Pattern 4: Review loop

Three subagents in sequence around an implementation:

1. Implementer subagent writes the code.
2. Spec reviewer subagent checks whether the code matches the spec.
3. Code-quality reviewer subagent checks naming, tests, edge cases, and performance.

The parent collects the two reviews and decides whether to merge, redispatch the implementer with feedback, or escalate to the user. This pattern is slower but produces higher quality output and catches issues that would otherwise ship.

Subagent-driven development

The pattern of pushing hard work into subagents and using the parent only as an orchestrator has a name: subagent-driven development. It differs from inline execution in two ways:

1. The parent never gets polluted by the file reads and tool calls of the hard task, so its own reasoning stays sharp across many tasks.
2. Each subagent focuses on one task with a clean context, so quality goes up per-task.

The tradeoff is cost: every subagent dispatch re-sends the CLAUDE.md and the prompt. For a 2,000-token CLAUDE.md and a 500-token prompt, that is 2,500 tokens per dispatch, or roughly 1 cent per subagent on Sonnet 4. A task that dispatches 20 subagents costs 20 cents in CLAUDE.md overhead alone.

For tasks where quality matters more than cost, the overhead is worth it. For quick one-off tweaks, inline execution is fine.

Context window preservation

A concrete example of the preservation benefit: parent needs to make three small changes across three unrelated files. Naive approach reads all three files into the parent's context plus runs the edits, adding 12,000 tokens of file content to the session forever. Subagent approach dispatches three subagents, one per change; each reads its one file and returns a one-sentence summary. The parent's context grows by 3 sentences, about 150 tokens, and 99% of the file content stays out.

Over a long session this adds up. A parent that stays at 30k tokens of context can sustain hard thinking across the whole session; a parent that has ballooned to 150k tokens loses nuance by the tenth task.

Practical example: 3-subagent feature flow

Suppose you are building a feature: add OAuth login with Google.

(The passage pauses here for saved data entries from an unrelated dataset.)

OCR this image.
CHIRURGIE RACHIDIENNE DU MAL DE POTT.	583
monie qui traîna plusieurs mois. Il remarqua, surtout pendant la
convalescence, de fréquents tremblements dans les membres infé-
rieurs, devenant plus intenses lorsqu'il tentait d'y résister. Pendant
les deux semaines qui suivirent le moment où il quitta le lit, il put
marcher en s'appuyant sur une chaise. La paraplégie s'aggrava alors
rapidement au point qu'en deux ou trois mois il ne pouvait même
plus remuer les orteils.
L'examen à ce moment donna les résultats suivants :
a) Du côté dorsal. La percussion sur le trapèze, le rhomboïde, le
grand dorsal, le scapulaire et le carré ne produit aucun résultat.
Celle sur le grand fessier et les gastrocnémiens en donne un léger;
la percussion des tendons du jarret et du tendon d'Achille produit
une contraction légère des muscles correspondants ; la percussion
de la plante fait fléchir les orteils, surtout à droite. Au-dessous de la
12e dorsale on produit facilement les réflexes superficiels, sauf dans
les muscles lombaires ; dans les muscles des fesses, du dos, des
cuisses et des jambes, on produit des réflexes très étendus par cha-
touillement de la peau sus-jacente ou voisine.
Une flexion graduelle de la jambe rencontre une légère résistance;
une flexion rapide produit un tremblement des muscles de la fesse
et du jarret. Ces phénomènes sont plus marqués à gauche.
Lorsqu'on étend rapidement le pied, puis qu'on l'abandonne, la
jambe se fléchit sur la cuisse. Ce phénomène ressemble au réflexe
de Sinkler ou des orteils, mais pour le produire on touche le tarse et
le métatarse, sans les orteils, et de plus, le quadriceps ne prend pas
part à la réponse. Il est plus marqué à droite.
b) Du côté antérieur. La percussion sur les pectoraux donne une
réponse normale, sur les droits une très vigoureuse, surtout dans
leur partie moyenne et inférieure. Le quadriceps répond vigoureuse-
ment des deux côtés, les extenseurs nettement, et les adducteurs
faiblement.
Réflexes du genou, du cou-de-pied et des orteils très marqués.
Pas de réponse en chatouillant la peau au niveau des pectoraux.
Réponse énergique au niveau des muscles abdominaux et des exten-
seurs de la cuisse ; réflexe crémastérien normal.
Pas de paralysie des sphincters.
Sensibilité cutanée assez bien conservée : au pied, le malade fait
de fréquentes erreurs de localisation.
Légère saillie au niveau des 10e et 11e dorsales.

1. Parent dispatches subagent A: "Read docs/auth-spec.md and the existing src/auth/ directory. Write a detailed implementation plan as markdown, listing every file to create or modify and the signature of each new function." Return the plan.
2. Parent reviews the plan, iterates once, then dispatches subagent B: "Here is the approved plan: . Implement it. Touch only files listed in the plan. Run pnpm test after every file change. Return a commit-ready diff."
3. Parent dispatches subagent C: "Review this diff against the spec: . Check correctness, edge cases, test coverage, and naming. Return a list of blocking issues, suggested fixes, and optional polish."
4. Parent reads the review, optionally redispatches B with the blocking feedback, then commits.

Total cost on Sonnet 4: roughly $0.80 to $2.00 for a medium feature, compared to $0.40 to $1.00 for the same feature done inline. Quality is usually visibly higher.